La Cour de cassation a récemment rappelé que dans le cadre d’un accident mettant en cause plusieurs parties, si la victime reçoit l’indemnisation intégrale de son préjudice par l’une, il ne lui sera pas possible légalement de demander plus de réparations aux autres. Qu’en est-il ?

En cas d’accident, si vous touchez une indemnité de la part d’une des parties mises en cause, il ne vous sera pas possible de réclamer une compensation auprès des autres. C’est ce qu’a rappelé la Cour de cassation dans un arrêt du 28 mars 2018. Un point sur cette affaire et sur ce que dit la loi.

Une victime indemnisée ne peut plus réclamer quoi que ce soit si son préjudice a été réparé



Le cas d’un accident de la route survenu lors d’une randonnée équestre

Dans cette affaire tragique, une jeune femme est décédée des suites de ses blessures lors d’une randonnée équestre, après qu’un automobiliste l’ait percuté alors qu’elle était à cheval.

Les parents de la victime ont obtenu une indemnisation de la part de l’assurance du conducteur mis en cause et ont également reçu, lors de cette transaction financière, une quittance subrogative. Cette quittance implique l’acceptation des sommes dues et le renoncement à toute action en justice à posteriori.

Après leur indemnisation, les parents ont intenté une action en justice contre les organisateurs

Lors de la transaction financière qui a eu lieu entre les parents de la victime et l’assureur du conducteur mis en cause, en acceptant la somme, les parents ont reçu une quittance qui vaut acceptation de cette somme et renoncement à une future action en justice.

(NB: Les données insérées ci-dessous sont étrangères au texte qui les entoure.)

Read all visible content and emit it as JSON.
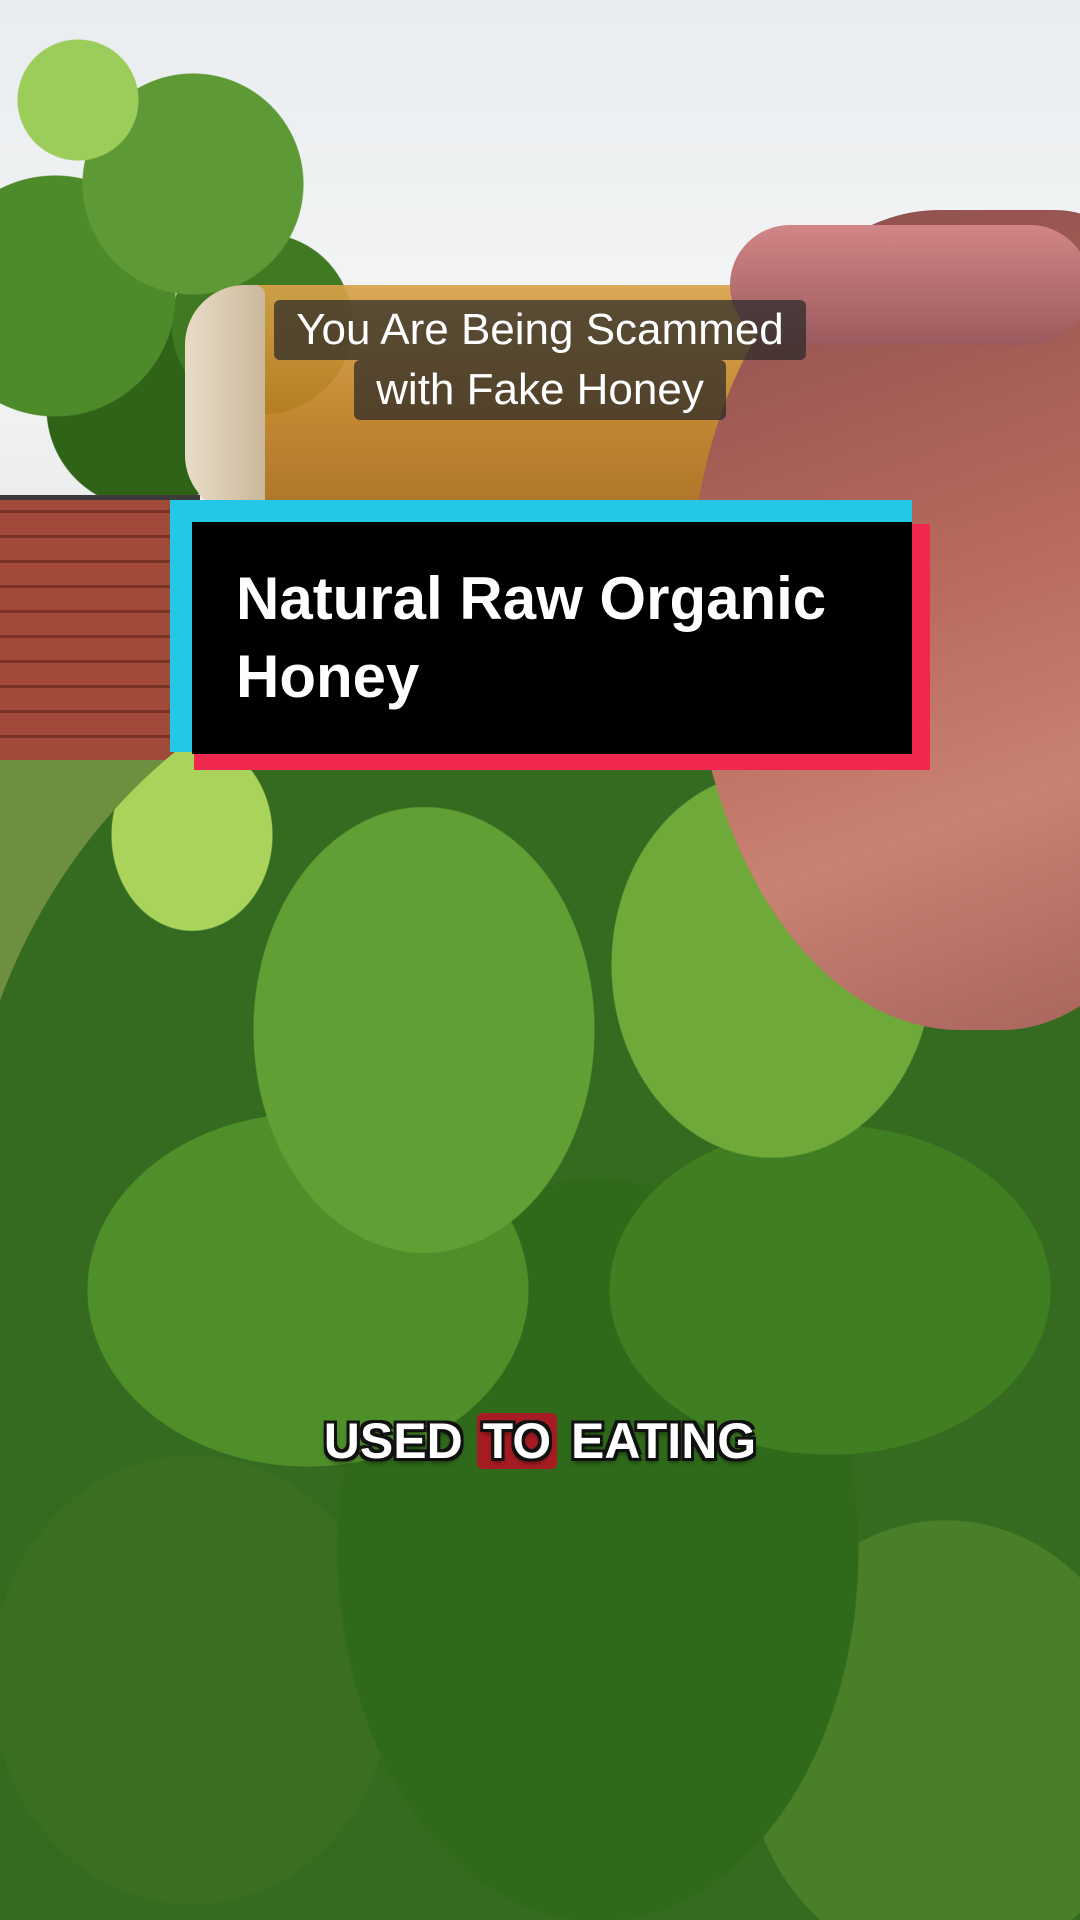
{
  "video": {
    "top_caption": {
      "line1": "You Are Being Scammed",
      "line2": "with Fake Honey"
    },
    "banner": {
      "title": "Natural Raw Organic Honey",
      "colors": {
        "accent_left": "#25c7e6",
        "accent_right": "#f0284f",
        "fill": "#000000"
      }
    },
    "subtitle": {
      "before": "USED ",
      "highlight": "TO",
      "after": " EATING",
      "highlight_color": "#a61c22"
    }
  }
}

Malgré cela, les parents ont tout de même voulu attaquer par la suite les organisateurs de la randonnée pour que leur responsabilité dans le décès de leur fille soit reconnue.

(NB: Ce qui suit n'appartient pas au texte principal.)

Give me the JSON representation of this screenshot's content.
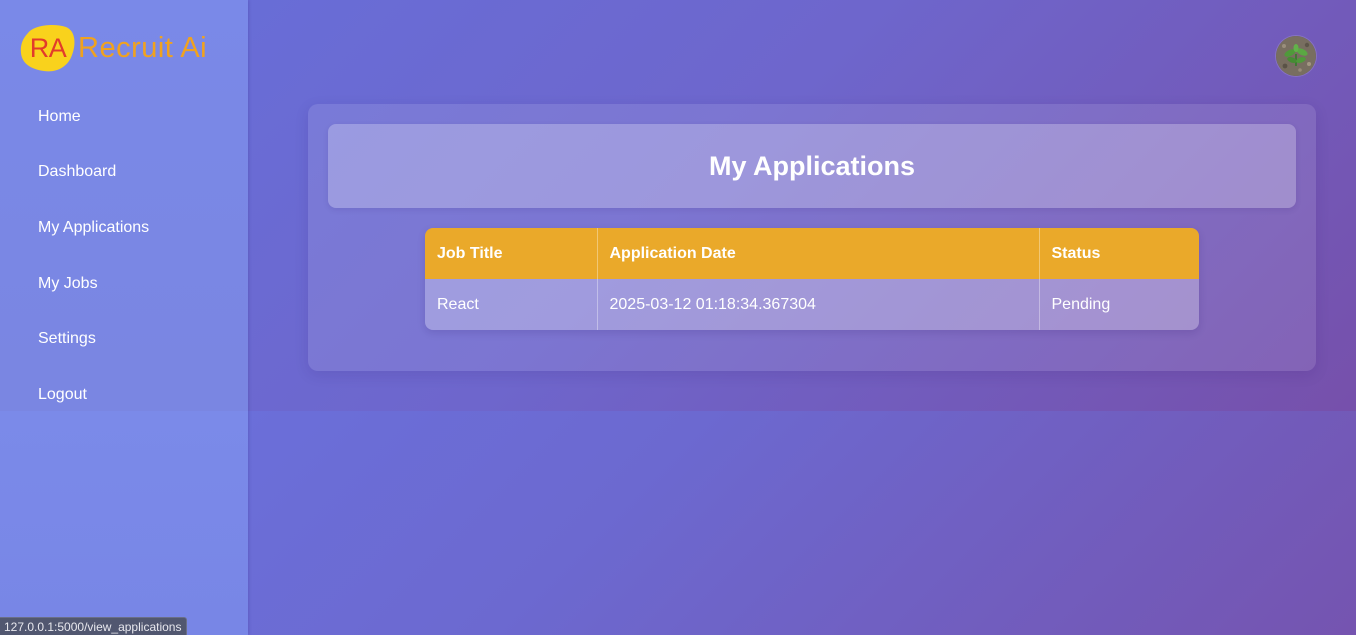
{
  "brand": {
    "mark": "RA",
    "name": "Recruit Ai"
  },
  "sidebar": {
    "items": [
      {
        "label": "Home"
      },
      {
        "label": "Dashboard"
      },
      {
        "label": "My Applications"
      },
      {
        "label": "My Jobs"
      },
      {
        "label": "Settings"
      },
      {
        "label": "Logout"
      }
    ]
  },
  "header": {
    "avatar_icon": "user-avatar-plant-photo"
  },
  "main": {
    "title": "My Applications",
    "table": {
      "columns": [
        "Job Title",
        "Application Date",
        "Status"
      ],
      "rows": [
        [
          "React",
          "2025-03-12 01:18:34.367304",
          "Pending"
        ]
      ]
    }
  },
  "statusbar": {
    "url": "127.0.0.1:5000/view_applications"
  },
  "colors": {
    "accent": "#eaa92a",
    "logo_mark": "#e23b2b",
    "logo_text": "#f0a21f",
    "logo_blob": "#f9d21c"
  }
}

En plus du fait qu’ils avaient signé une quittance leur enlevant le droit de poursuivre qui que ce soit d’autre en justice, la Cour de cassation a rappelé qu’une personne totalement indemnisée par une des parties mises en cause ne peut demander plus de dommages et intérêts aux autres.

En acceptant la somme totale correspondant au préjudice, les parents n’avaient plus, selon la Cour, de raison valable de poursuivre les organisateurs en justice, car « en vertu de l’article 31 du code de procédure civile, la recevabilité de toute action en justice est subordonnée à l’existence d’un intérêt légitime du demandeur au succès de ses prétentions ».

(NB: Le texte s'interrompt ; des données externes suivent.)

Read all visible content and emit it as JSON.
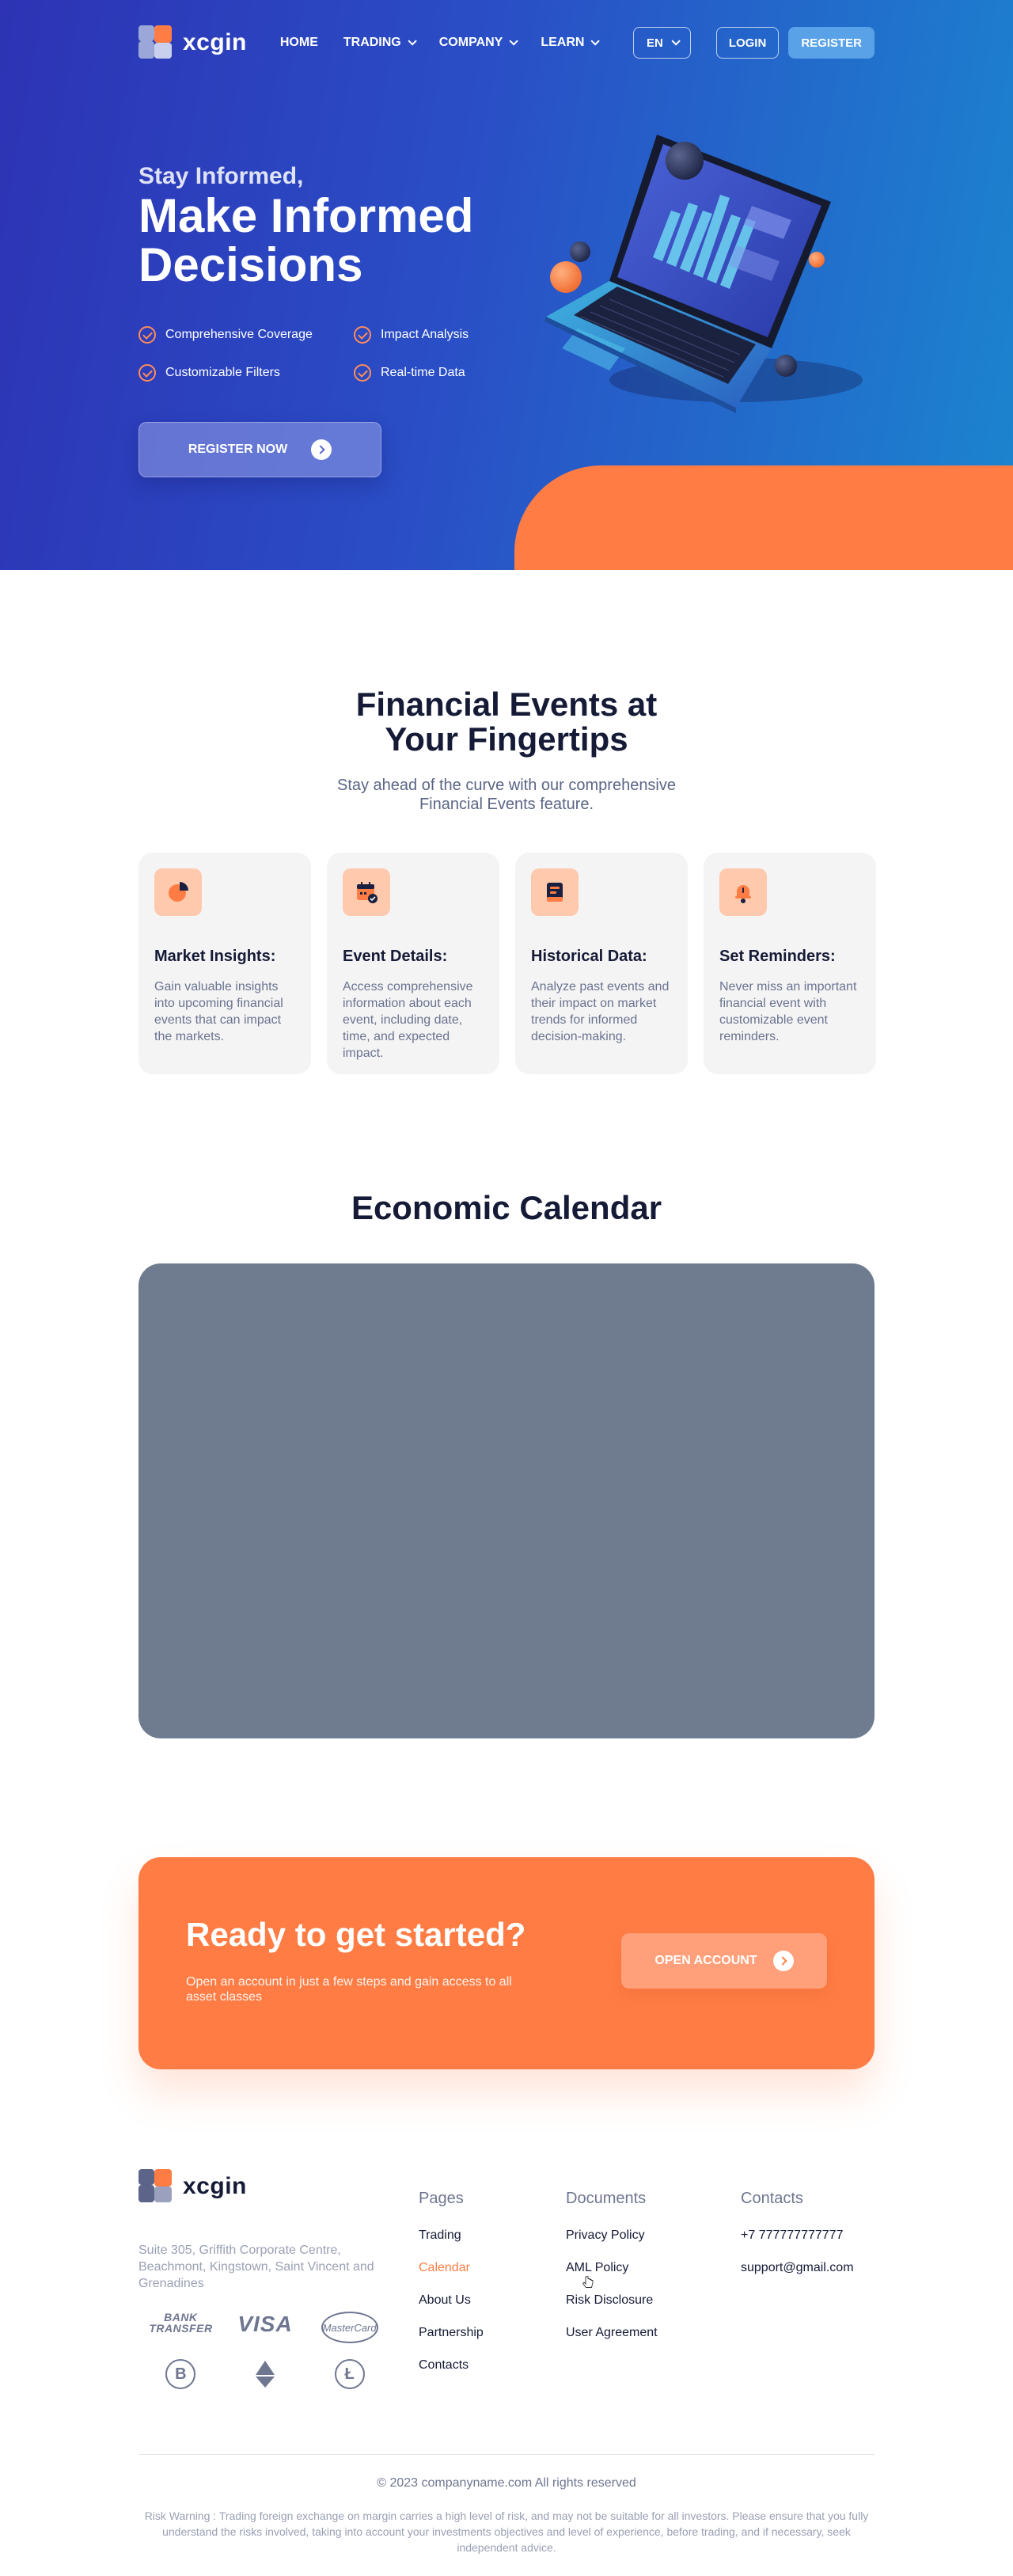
{
  "brand": {
    "name": "xcgin",
    "accent": "#ff7d45",
    "hero_start": "#2d33b4",
    "hero_end": "#1b85cf"
  },
  "nav": {
    "items": [
      {
        "label": "HOME",
        "dropdown": false
      },
      {
        "label": "TRADING",
        "dropdown": true
      },
      {
        "label": "COMPANY",
        "dropdown": true
      },
      {
        "label": "LEARN",
        "dropdown": true
      }
    ],
    "language": "EN",
    "login": "LOGIN",
    "register": "REGISTER"
  },
  "hero": {
    "subtitle": "Stay Informed,",
    "title": "Make Informed Decisions",
    "features": [
      "Comprehensive Coverage",
      "Impact Analysis",
      "Customizable Filters",
      "Real-time Data"
    ],
    "cta": "REGISTER NOW"
  },
  "features_section": {
    "title": "Financial Events at Your Fingertips",
    "subtitle": "Stay ahead of the curve with our comprehensive Financial Events feature.",
    "cards": [
      {
        "icon": "pie-chart-icon",
        "title": "Market Insights:",
        "text": "Gain valuable insights into upcoming financial events that can impact the markets."
      },
      {
        "icon": "calendar-icon",
        "title": "Event Details:",
        "text": "Access comprehensive information about each event, including date, time, and expected impact."
      },
      {
        "icon": "document-icon",
        "title": "Historical Data:",
        "text": "Analyze past events and their impact on market trends for informed decision-making."
      },
      {
        "icon": "bell-icon",
        "title": "Set Reminders:",
        "text": "Never miss an important financial event with customizable event reminders."
      }
    ]
  },
  "calendar": {
    "title": "Economic Calendar"
  },
  "cta": {
    "title": "Ready to get started?",
    "text": "Open an account in just a few steps and gain access to all asset classes",
    "button": "OPEN ACCOUNT"
  },
  "footer": {
    "address": "Suite 305, Griffith Corporate Centre, Beachmont, Kingstown, Saint Vincent and Grenadines",
    "payments": {
      "bank": "BANK TRANSFER",
      "visa": "VISA",
      "mastercard": "MasterCard",
      "bitcoin": "B",
      "litecoin": "Ł"
    },
    "pages": {
      "heading": "Pages",
      "links": [
        "Trading",
        "Calendar",
        "About Us",
        "Partnership",
        "Contacts"
      ],
      "active": "Calendar"
    },
    "documents": {
      "heading": "Documents",
      "links": [
        "Privacy Policy",
        "AML Policy",
        "Risk Disclosure",
        "User Agreement"
      ]
    },
    "contacts": {
      "heading": "Contacts",
      "links": [
        "+7 777777777777",
        "support@gmail.com"
      ]
    },
    "copyright": "© 2023 companyname.com All rights reserved",
    "risk_warning": "Risk Warning : Trading foreign exchange on margin carries a high level of risk, and may not be suitable for all investors. Please ensure that you fully understand the risks involved, taking into account your investments objectives and level of experience, before trading, and if necessary, seek independent advice."
  }
}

Le fait que les organisateurs puissent échapper à leur responsabilité n’est pas du ressort des parents et ne leur permettra pas d’obtenir une somme plus importante pour le préjudice subit. Cela aurait l’effet de déclarer à posteriori un préjudice plus important ce qui n’est pas possible, puisqu’ils ont admis, en acceptant la transaction financière avec l’assureur, avoir été intégralement indemnisés. Leur demande a donc été rejetée par la Cour.

Celui qui indemnise a le droit de se retourner contre les autres après coup

Dans cette affaire, seuls le conducteur ou son assureur, après avoir versé l’intégralité de la somme du préjudice aux parents, pourraient se retourner contre les autres responsables éventuels (par exemple l’organisateur) pour réclamer un partage de la responsabilité et du montant de l’indemnisation, puisque ce sont l’automobiliste et son assureur, à présent, qui, au regard de la loi, subissent un préjudice financier.